CAREER DESIGNING: DECIDE PLAN
Last time, we discuss Assess and Explore; now, we will focus on Decide and Plan as you navigate Career Designing.
Career Designing: Assess Explore
As stated previously, regardless of where you are along the path to becoming an architect—starting or completing your architectural education, gaining experience in an architecture firm or in the process of taking the Architect Registration Exam (ARE), you should pursue deliberate career designing to maximize career success.
Career Designing helps you determine your skills and interests, what career best suits your talents, and what skills and training you need for your chosen career. By career designing, you can focus on what you want to do and how to get there.
But most importantly, how do you do career designing? From our perspective, there are four basic steps, the last two of which we will discuss in this essay.
- Assessing
- Exploring
- Deciding
- Planning
What most people want out of life, more than anything else, is the opportunity to make choices. – David P. Campbell
DECIDE: Decision-making is the heart of the career designing process. Design development describes the specific character and intent of the entire project; it further refines the schematic design and defines the alternatives. Decision-making means selecting alternatives and evaluating them against a predetermined set of criteria.
How do you make decisions? Do you let others decide for you? Do you rely on gut-level reactions? Or do you follow a planned strategy of weighing alternatives? Whatever your method of deciding, you should be aware of it. While some decisions can be made at the drop of a hat, others, including career designing, require more thought.
Decision-making can be difficult and time-consuming but knowing that the quality of decisions is affected by the information used to make them, you will quickly realize that making informed decisions is an important skill to learn.

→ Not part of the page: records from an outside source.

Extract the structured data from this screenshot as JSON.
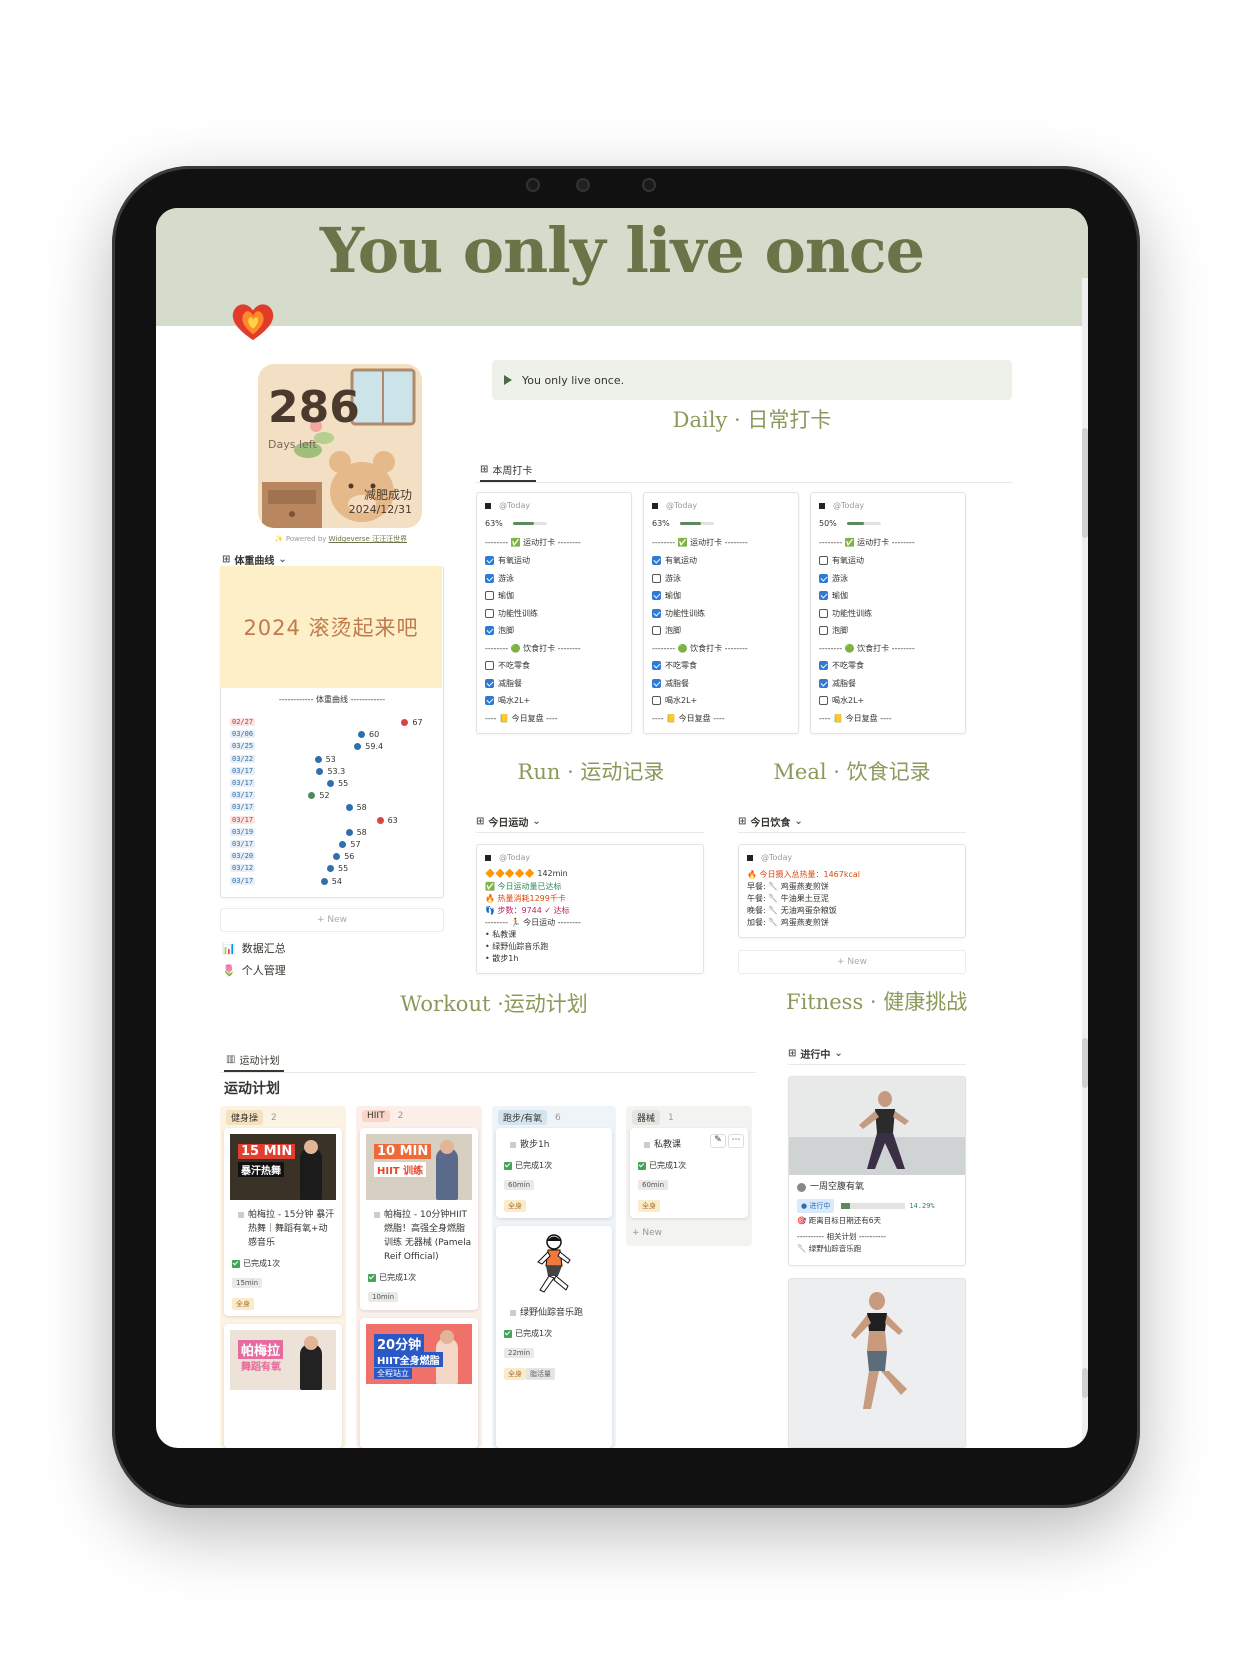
{
  "banner": {
    "title": "You only live once"
  },
  "widget": {
    "days": "286",
    "days_label": "Days left",
    "goal": "减肥成功",
    "date": "2024/12/31",
    "powered_prefix": "✨ Powered by ",
    "powered_link": "Widgeverse 汪汪汪世界"
  },
  "weight": {
    "view_label": "体重曲线",
    "banner_text": "2024 滚烫起来吧",
    "divider_text": "------------ 体重曲线 ------------",
    "new_label": "+ New",
    "points": [
      {
        "date": "02/27",
        "value": 67,
        "color": "#d64545",
        "date_color": "#c0392b"
      },
      {
        "date": "03/06",
        "value": 60,
        "color": "#2f6fae",
        "date_color": "#2f6fae"
      },
      {
        "date": "03/25",
        "value": 59.4,
        "color": "#2f6fae",
        "date_color": "#2f6fae"
      },
      {
        "date": "03/22",
        "value": 53,
        "color": "#2f6fae",
        "date_color": "#2f6fae"
      },
      {
        "date": "03/17",
        "value": 53.3,
        "color": "#2f6fae",
        "date_color": "#2f6fae"
      },
      {
        "date": "03/17",
        "value": 55,
        "color": "#2f6fae",
        "date_color": "#2f6fae"
      },
      {
        "date": "03/17",
        "value": 52,
        "color": "#4f8a5b",
        "date_color": "#2f6fae"
      },
      {
        "date": "03/17",
        "value": 58,
        "color": "#2f6fae",
        "date_color": "#2f6fae"
      },
      {
        "date": "03/17",
        "value": 63,
        "color": "#d64545",
        "date_color": "#c0392b"
      },
      {
        "date": "03/19",
        "value": 58,
        "color": "#2f6fae",
        "date_color": "#2f6fae"
      },
      {
        "date": "03/17",
        "value": 57,
        "color": "#2f6fae",
        "date_color": "#2f6fae"
      },
      {
        "date": "03/20",
        "value": 56,
        "color": "#2f6fae",
        "date_color": "#2f6fae"
      },
      {
        "date": "03/12",
        "value": 55,
        "color": "#2f6fae",
        "date_color": "#2f6fae"
      },
      {
        "date": "03/17",
        "value": 54,
        "color": "#2f6fae",
        "date_color": "#2f6fae"
      }
    ]
  },
  "links": [
    {
      "icon": "📊",
      "label": "数据汇总"
    },
    {
      "icon": "🌷",
      "label": "个人管理"
    }
  ],
  "callout": {
    "text": "You only live once."
  },
  "daily": {
    "title": "Daily · 日常打卡",
    "view_label": "本周打卡",
    "cards": [
      {
        "today": "@Today",
        "percent": "63%",
        "fraction": 0.63,
        "sport_header": "-------- ✅ 运动打卡 --------",
        "items": [
          {
            "label": "有氧运动",
            "checked": true
          },
          {
            "label": "游泳",
            "checked": true
          },
          {
            "label": "瑜伽",
            "checked": false
          },
          {
            "label": "功能性训练",
            "checked": false
          },
          {
            "label": "泡脚",
            "checked": true
          }
        ],
        "diet_header": "-------- 🟢 饮食打卡 --------",
        "diet": [
          {
            "label": "不吃零食",
            "checked": false
          },
          {
            "label": "减脂餐",
            "checked": true
          },
          {
            "label": "喝水2L+",
            "checked": true
          }
        ],
        "review": "---- 📒 今日复盘 ----"
      },
      {
        "today": "@Today",
        "percent": "63%",
        "fraction": 0.63,
        "sport_header": "-------- ✅ 运动打卡 --------",
        "items": [
          {
            "label": "有氧运动",
            "checked": true
          },
          {
            "label": "游泳",
            "checked": false
          },
          {
            "label": "瑜伽",
            "checked": true
          },
          {
            "label": "功能性训练",
            "checked": true
          },
          {
            "label": "泡脚",
            "checked": false
          }
        ],
        "diet_header": "-------- 🟢 饮食打卡 --------",
        "diet": [
          {
            "label": "不吃零食",
            "checked": true
          },
          {
            "label": "减脂餐",
            "checked": true
          },
          {
            "label": "喝水2L+",
            "checked": false
          }
        ],
        "review": "---- 📒 今日复盘 ----"
      },
      {
        "today": "@Today",
        "percent": "50%",
        "fraction": 0.5,
        "sport_header": "-------- ✅ 运动打卡 --------",
        "items": [
          {
            "label": "有氧运动",
            "checked": false
          },
          {
            "label": "游泳",
            "checked": true
          },
          {
            "label": "瑜伽",
            "checked": true
          },
          {
            "label": "功能性训练",
            "checked": false
          },
          {
            "label": "泡脚",
            "checked": false
          }
        ],
        "diet_header": "-------- 🟢 饮食打卡 --------",
        "diet": [
          {
            "label": "不吃零食",
            "checked": true
          },
          {
            "label": "减脂餐",
            "checked": true
          },
          {
            "label": "喝水2L+",
            "checked": false
          }
        ],
        "review": "---- 📒 今日复盘 ----"
      }
    ]
  },
  "run": {
    "title": "Run · 运动记录",
    "view_label": "今日运动",
    "today": "@Today",
    "lines": [
      {
        "text": "🔶🔶🔶🔶🔶 142min",
        "color": "#37352f"
      },
      {
        "text": "✅ 今日运动量已达标",
        "color": "#2e8b57"
      },
      {
        "text": "🔥 热量消耗1299千卡",
        "color": "#d9480f"
      },
      {
        "text": "👣 步数：9744 ✓ 达标",
        "color": "#c2255c"
      },
      {
        "text": "-------- 🏃 今日运动 --------",
        "color": "#37352f"
      },
      {
        "text": "• 私教课",
        "color": "#37352f"
      },
      {
        "text": "• 绿野仙踪音乐跑",
        "color": "#37352f"
      },
      {
        "text": "• 散步1h",
        "color": "#37352f"
      }
    ]
  },
  "meal": {
    "title": "Meal · 饮食记录",
    "view_label": "今日饮食",
    "today": "@Today",
    "lines": [
      {
        "text": "🔥 今日摄入总热量：1467kcal",
        "color": "#d9480f"
      },
      {
        "text": "早餐: 🥄 鸡蛋燕麦煎饼",
        "color": "#37352f"
      },
      {
        "text": "午餐: 🥄 牛油果土豆泥",
        "color": "#37352f"
      },
      {
        "text": "晚餐: 🥄 无油鸡蛋杂粮饭",
        "color": "#37352f"
      },
      {
        "text": "加餐: 🥄 鸡蛋燕麦煎饼",
        "color": "#37352f"
      }
    ],
    "new_label": "+ New"
  },
  "workout": {
    "title": "Workout ·运动计划",
    "view_label": "运动计划",
    "heading": "运动计划",
    "columns": [
      {
        "name": "健身操",
        "count": "2",
        "bg": "#fbf3e4",
        "pill": "#f5e1c0"
      },
      {
        "name": "HIIT",
        "count": "2",
        "bg": "#fcefe9",
        "pill": "#f8d6c8"
      },
      {
        "name": "跑步/有氧",
        "count": "6",
        "bg": "#eef4f7",
        "pill": "#d3e5ef"
      },
      {
        "name": "器械",
        "count": "1",
        "bg": "#f3f3f1",
        "pill": "#e6e5e2"
      }
    ],
    "cards": {
      "aerobic1": {
        "overlay": "15 MIN",
        "overlay2": "暴汗热舞",
        "title": "帕梅拉 - 15分钟 暴汗热舞｜舞蹈有氧+动感音乐",
        "done": "已完成1次",
        "dur": "15min",
        "body": "全身"
      },
      "hiit1": {
        "overlay": "10 MIN",
        "overlay2": "HIIT 训练",
        "title": "帕梅拉 - 10分钟HIIT燃脂！高强全身燃脂训练 无器械 (Pamela Reif Official)",
        "done": "已完成1次",
        "dur": "10min",
        "body": "全身"
      },
      "run1": {
        "title": "散步1h",
        "done": "已完成1次",
        "dur": "60min",
        "body": "全身"
      },
      "run2": {
        "title": "绿野仙踪音乐跑",
        "done": "已完成1次",
        "dur": "22min",
        "body": "全身",
        "extra": "脂活量"
      },
      "gym1": {
        "title": "私教课",
        "done": "已完成1次",
        "dur": "60min",
        "body": "全身"
      },
      "aerobic2": {
        "overlay": "帕梅拉",
        "overlay2": "舞蹈有氧"
      },
      "hiit2": {
        "overlay": "20分钟",
        "overlay2": "HIIT全身燃脂",
        "overlay3": "全程站立"
      }
    },
    "new_label": "+ New"
  },
  "fitness": {
    "title": "Fitness · 健康挑战",
    "view_label": "进行中",
    "card": {
      "name": "一周空腹有氧",
      "status": "进行中",
      "progress": "14.29%",
      "progress_value": 0.1429,
      "deadline": "距离目标日期还有6天",
      "plan_header": "---------- 相关计划 ----------",
      "plan": "绿野仙踪音乐跑"
    }
  }
}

Both exploring and decision-making are critical steps in successful career designing. Do not wait to begin this important process; instead, take this information and build your future with career designing.
Planning is bring the future into the present so that we can do something about it now. – Alan Lakein
PLAN: Half of reaching your destination is to know the direction in which you wish to head. Planning is key to fulfilling your career goals.

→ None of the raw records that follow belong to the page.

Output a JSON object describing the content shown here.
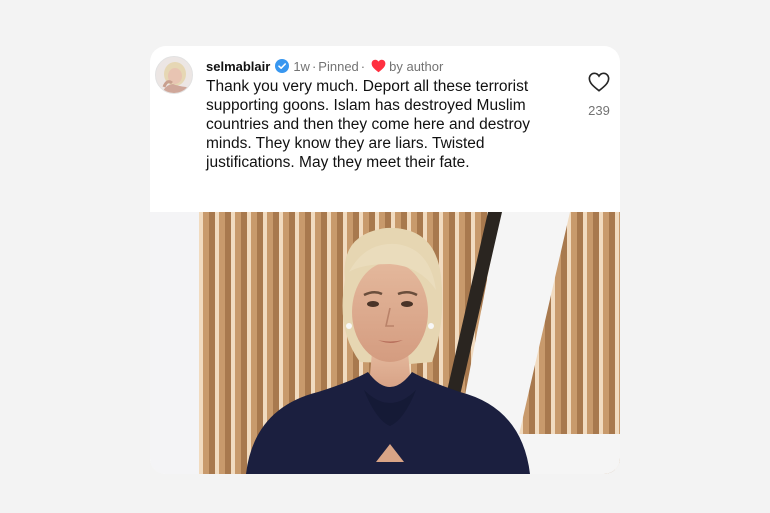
{
  "comment": {
    "username": "selmablair",
    "time": "1w",
    "separator": "·",
    "pinned": "Pinned",
    "by_author": "by author",
    "text": "Thank you very much. Deport all these terrorist supporting goons. Islam has destroyed Muslim countries and then they come here and destroy minds.  They know they are liars. Twisted justifications. May they meet their fate.",
    "likes": "239"
  },
  "colors": {
    "verified": "#3897f0",
    "heart_red": "#ff3040",
    "text": "#111111",
    "muted": "#737373"
  },
  "icons": {
    "verified": "verified-badge-icon",
    "author_heart": "heart-filled-icon",
    "like": "heart-outline-icon"
  }
}
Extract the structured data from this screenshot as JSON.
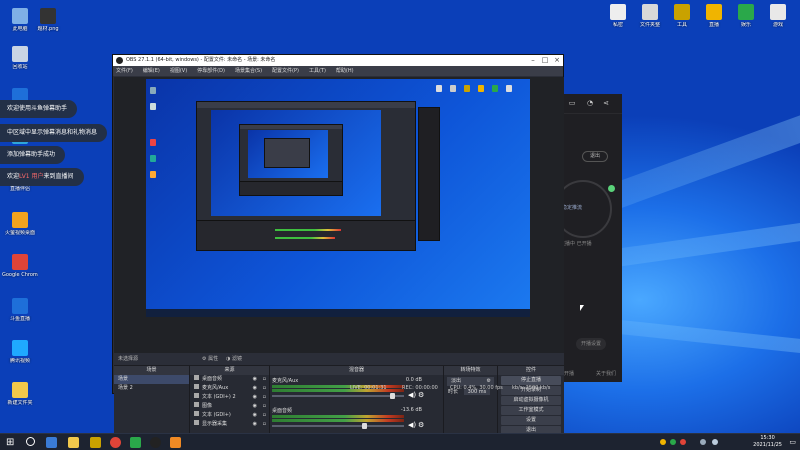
{
  "desktop": {
    "left_icons": [
      {
        "label": "此电脑",
        "color": "#7fb0e6"
      },
      {
        "label": "题材.png",
        "color": "#333"
      },
      {
        "label": "回收站",
        "color": "#c8d4e4"
      },
      {
        "label": "斗鱼直播",
        "color": "#1e6fd9"
      },
      {
        "label": "Microsoft Edge",
        "color": "#2fa6d9"
      },
      {
        "label": "直播伴侣",
        "color": "#6d6d6d"
      },
      {
        "label": "火萤视频桌面",
        "color": "#f2a31e"
      },
      {
        "label": "Google Chrome",
        "color": "#e04438"
      },
      {
        "label": "斗鱼直播",
        "color": "#1e6fd9"
      },
      {
        "label": "腾讯视频",
        "color": "#1fa9ff"
      },
      {
        "label": "新建文件夹",
        "color": "#f2c94c"
      }
    ],
    "top_right_icons": [
      {
        "label": "私密",
        "color": "#eeeeee"
      },
      {
        "label": "文件夹整",
        "color": "#d8d8d8"
      },
      {
        "label": "工具",
        "color": "#c9a200"
      },
      {
        "label": "直播",
        "color": "#f0b400"
      },
      {
        "label": "娱乐",
        "color": "#2aa84a"
      },
      {
        "label": "游戏",
        "color": "#e8e8e8"
      }
    ],
    "toasts": [
      {
        "pre": "欢迎使用斗鱼弹幕助手",
        "hl": "",
        "post": ""
      },
      {
        "pre": "中区域中显示弹幕消息和礼物消息",
        "hl": "",
        "post": ""
      },
      {
        "pre": "添加弹幕助手成功",
        "hl": "",
        "post": ""
      },
      {
        "pre": "欢迎",
        "hl": "LV1 用户",
        "post": "来到直播间"
      }
    ]
  },
  "dark_app": {
    "exit_label": "退出",
    "side_text_1": "稳定推流",
    "side_text_2": "直播中 已开播",
    "pill_label": "开播设置",
    "footer_1": "开播",
    "footer_2": "关于我们"
  },
  "obs": {
    "title": "OBS 27.1.1 (64-bit, windows) - 配置文件: 未命名 - 场景: 未命名",
    "menu": [
      "文件(F)",
      "编辑(E)",
      "视图(V)",
      "停靠部件(D)",
      "场景集合(S)",
      "配置文件(P)",
      "工具(T)",
      "帮助(H)"
    ],
    "scene_bar": {
      "properties": "属性",
      "filters": "滤镜",
      "no_source": "未选择源"
    },
    "docks": {
      "scenes": {
        "header": "场景",
        "items": [
          "场景",
          "场景 2"
        ]
      },
      "sources": {
        "header": "来源",
        "items": [
          "桌面音频",
          "麦克风/Aux",
          "文本 (GDI+) 2",
          "图像",
          "文本 (GDI+)",
          "显示器采集"
        ]
      },
      "mixer": {
        "header": "混音器",
        "channels": [
          {
            "name": "麦克风/Aux",
            "db": "0.0 dB"
          },
          {
            "name": "桌面音频",
            "db": "-13.6 dB"
          }
        ]
      },
      "transitions": {
        "header": "转场特效",
        "type": "淡出",
        "duration_label": "时长",
        "duration": "300 ms"
      },
      "controls": {
        "header": "控件",
        "buttons": [
          "停止直播",
          "开始录制",
          "启动虚拟摄像机",
          "工作室模式",
          "设置",
          "退出"
        ]
      }
    },
    "status": {
      "live": "LIVE: 00:01:31",
      "rec": "REC: 00:00:00",
      "cpu": "CPU: 0.4%, 30.00 fps",
      "kb": "kb/s: 2500 kb/s"
    }
  },
  "taskbar": {
    "time": "15:30",
    "date": "2021/11/25"
  }
}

After the owner/client and architect decide upon a design for a potential building, the next step is the development of plans. These plans—construction documents, specifications, and schedules—all play an important role in realizing the design. In a similar way, planning, as part of the career development process, ensures that a successful career will be realized.

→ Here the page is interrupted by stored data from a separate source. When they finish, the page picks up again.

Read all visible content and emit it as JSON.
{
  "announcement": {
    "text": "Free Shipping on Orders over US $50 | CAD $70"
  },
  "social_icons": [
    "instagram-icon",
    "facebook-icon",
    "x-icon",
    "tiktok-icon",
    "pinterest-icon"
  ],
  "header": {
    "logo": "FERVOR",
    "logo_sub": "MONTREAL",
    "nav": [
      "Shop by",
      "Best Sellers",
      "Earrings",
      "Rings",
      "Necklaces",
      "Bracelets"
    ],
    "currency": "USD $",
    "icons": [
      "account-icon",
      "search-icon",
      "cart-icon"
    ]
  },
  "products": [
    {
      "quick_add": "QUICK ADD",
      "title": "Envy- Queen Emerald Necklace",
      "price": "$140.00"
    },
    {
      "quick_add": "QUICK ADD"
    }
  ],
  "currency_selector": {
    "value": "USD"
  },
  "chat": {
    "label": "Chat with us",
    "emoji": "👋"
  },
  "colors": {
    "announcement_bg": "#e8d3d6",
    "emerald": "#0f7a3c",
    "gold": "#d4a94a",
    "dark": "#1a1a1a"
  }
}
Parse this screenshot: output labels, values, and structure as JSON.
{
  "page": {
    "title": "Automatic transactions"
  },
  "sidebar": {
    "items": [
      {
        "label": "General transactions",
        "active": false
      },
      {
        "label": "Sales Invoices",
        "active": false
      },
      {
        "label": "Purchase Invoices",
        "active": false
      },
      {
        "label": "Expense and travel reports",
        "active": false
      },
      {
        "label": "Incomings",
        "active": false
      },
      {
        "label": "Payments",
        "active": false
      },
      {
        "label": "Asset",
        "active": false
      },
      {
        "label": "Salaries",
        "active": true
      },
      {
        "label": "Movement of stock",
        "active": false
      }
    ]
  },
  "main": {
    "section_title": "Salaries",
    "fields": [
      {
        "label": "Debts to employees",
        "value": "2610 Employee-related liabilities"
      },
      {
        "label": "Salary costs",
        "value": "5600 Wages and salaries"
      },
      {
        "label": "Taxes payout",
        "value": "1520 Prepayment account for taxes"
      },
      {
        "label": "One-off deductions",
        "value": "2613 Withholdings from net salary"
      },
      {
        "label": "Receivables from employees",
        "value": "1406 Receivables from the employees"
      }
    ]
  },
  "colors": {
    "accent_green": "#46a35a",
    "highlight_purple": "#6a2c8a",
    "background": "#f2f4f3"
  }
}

In its simplest form, planning is the bridge from dreams to action; it is merely an intention to take an action by a certain time. At its fullest, planning is creating a mission statement, developing career goals, and preparing action plans.
You will want to develop goals that will lead to the fulfillment of your mission statement. Goals are future-oriented statements of purpose and direction to be accomplished within a specified time frame. They are steppingstones in achieving long-range aims and should be specific and measurable. Write down your goals. It has been said that the difference between a wish and a goal is that a goal is written down.
Once you establish your goals, you are ready to develop the action plan that will help you accomplish them. Action plans are steps on the path toward your goals; they are steppingstones in achieving related short-range intentions. Look at your accomplished goals. What steps must you take to accomplish them? As with career goals, write down your action plan, including specific completion dates.
The final step in planning is to review your action plans and goals regularly. Cross out the goals you have accomplished and revise, add to, or delete others. Be honest with yourself. Are you still committed to achieving your goals? You can change them but remember that the magic road to achievement is persistence. Abandon goals only if they have lost meaning for you—not because they are tough, or you have suffered a setback.
Now, you understand the career/designing process: assessing, exploring, decision-making, and planning, you can implement it. As you progress through your professional career, you will realize that this process is never-ending and cyclical. As soon as you have secured an ideal position in a firm, you will wish to assess your new life situation and adjust your career design accordingly. As well, consider the following:
You know the story of the three brick masons. When the first man was asked what he was building, he answered gruffly, without even raising his eyes from his work, “I am laying bricks.” The second man replied, “I am building a wall.” But the third man said enthusiastically and with obvious pride, “I am building a cathedral.” — Margaret Stevens
In your future career, will you lay bricks, build a wall, or build a cathedral? Regardless of your answer, designing your career is one of the most important tasks during your lifetime. Yet if career designing is so important, why do most people spend such little time on it? Think about it!